Dokku is released under the MIT License, one of the most permissive open source licenses available. This means you can use it commercially, modify the source, distribute it, and build proprietary systems on top of it without any obligation to release your changes. There are no copyleft requirements — your application code and infrastructure configuration remain entirely your own. The only constraint is retaining the copyright notice in copies of the software itself.

Running Dokku yourself requires a Linux server (Ubuntu 22.04/24.04 or Debian 11+ on amd64 or arm64) with root access and Docker. Installation is a two-command process via the bootstrap script. From there, you are responsible for all operational concerns: server uptime, OS patching, Docker upgrades, Dokku upgrades (which follow a documented upgrade path between versions), disk space management, database backups via plugin tooling, and network security configuration including firewall rules and SSH key management. Single-server deployments have no built-in high availability — a server failure takes down all hosted applications. The k3s scheduler plugin extends Dokku to multi-node Kubernetes deployments, but configuring and maintaining k3s adds substantial operational complexity.
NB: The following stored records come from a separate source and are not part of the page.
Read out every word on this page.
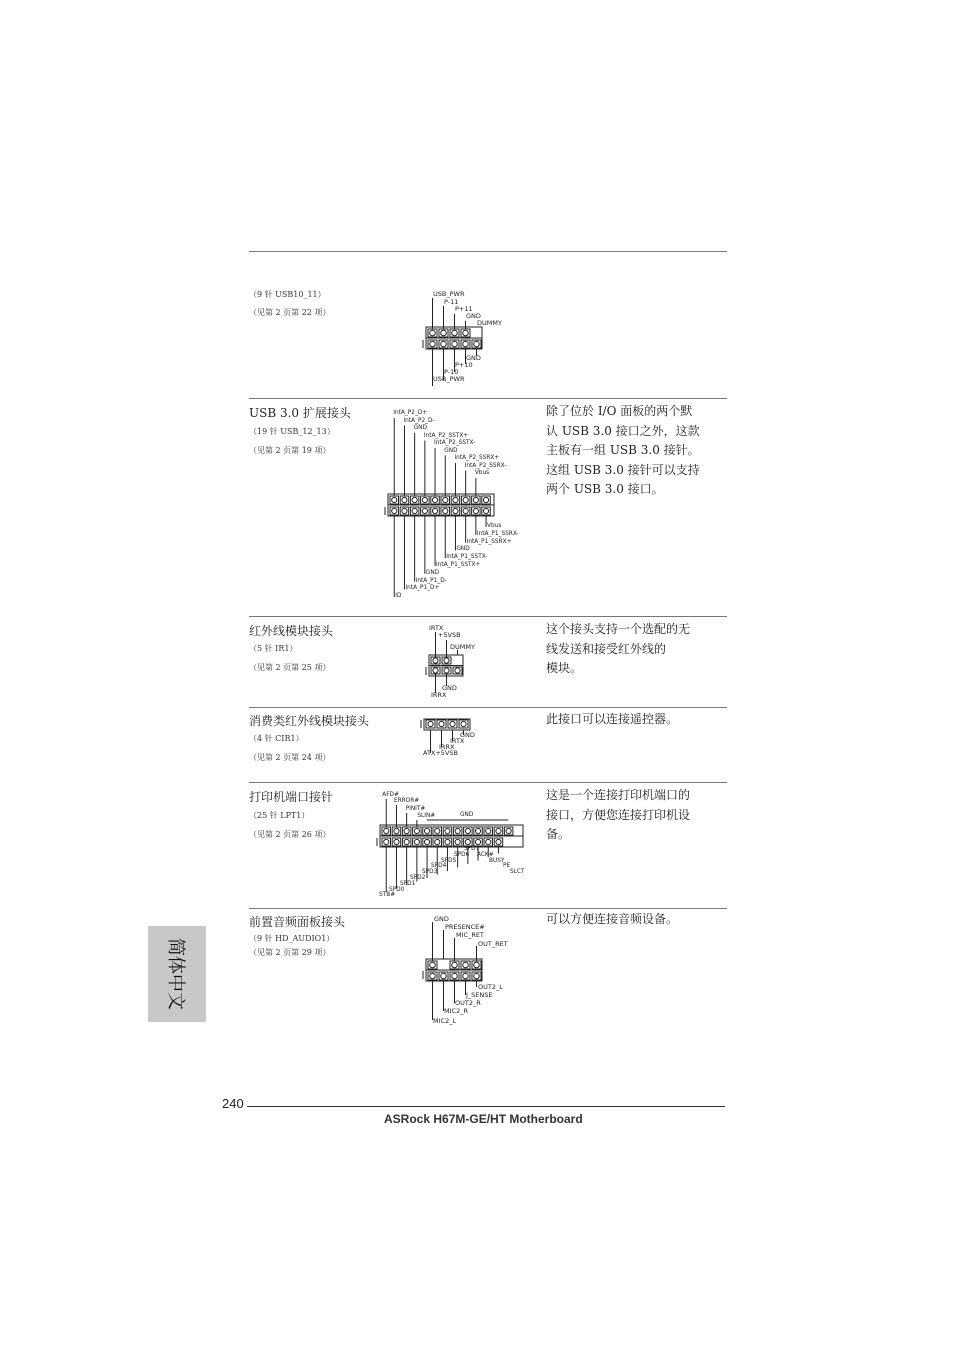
（9 针 USB10_11）
（见第 2 页第 22 项）
USB_PWR
P-11
P+11
GND
DUMMY
GND
P+10
P-10
USB_PWR
USB 3.0 扩展接头
（19 针 USB_12_13）
（见第 2 页第 19 项）
除了位於 I/O 面板的两个默
认 USB 3.0 接口之外，这款
主板有一组 USB 3.0 接针。
这组 USB 3.0 接针可以支持
两个 USB 3.0 接口。
IntA_P2_D+
IntA_P2_D-
GND
IntA_P2_SSTX+
IntA_P2_SSTX-
GND
IntA_P2_SSRX+
IntA_P2_SSRX-
Vbus
Vbus
IntA_P1_SSRX-
IntA_P1_SSRX+
GND
IntA_P1_SSTX-
IntA_P1_SSTX+
GND
IntA_P1_D-
IntA_P1_D+
ID
红外线模块接头
（5 针 IR1）
（见第 2 页第 25 项）
这个接头支持一个选配的无
线发送和接受红外线的
模块。
IRTX
+5VSB
DUMMY
GND
IRRX
消费类红外线模块接头
（4 针 CIR1）
（见第 2 页第 24 项）
此接口可以连接遥控器。
GND
IRTX
IRRX
ATX+5VSB
打印机端口接针
（25 针 LPT1）
（见第 2 页第 26 项）
这是一个连接打印机端口的
接口，方便您连接打印机设
备。
AFD#
ERROR#
PINIT#
SLIN#	GND
SPD7
SPD6 ACK#
BUSY
PE
SLCT
SPD5
SPD4
SPD3
SPD2
SPD1
SPD0
STB#
前置音频面板接头
（9 针 HD_AUDIO1）
（见第 2 页第 29 项）
可以方便连接音频设备。
GND
PRESENCE#
MIC_RET
OUT_RET
OUT2_L
J_SENSE
OUT2_R
MIC2_R
MIC2_L
简体中文
240
ASRock H67M-GE/HT Motherboard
Dokku Pro is a separate commercial offering that adds a web UI, JSON API, and HTTPS-based git push as alternatives to the CLI. It requires a purchased license key and internet connectivity for license validation at startup (offline enterprise licensing is available on inquiry). Compared to managed PaaS platforms like Heroku or Render, self-hosting Dokku means you handle everything that those platforms abstract away — infrastructure provisioning, SSL renewal failures, container restart policies, log retention, and incident response. What you gain is complete data sovereignty, no per-dyno pricing, and the ability to run any workload without platform-imposed restrictions on memory, CPU, process count, or network configuration.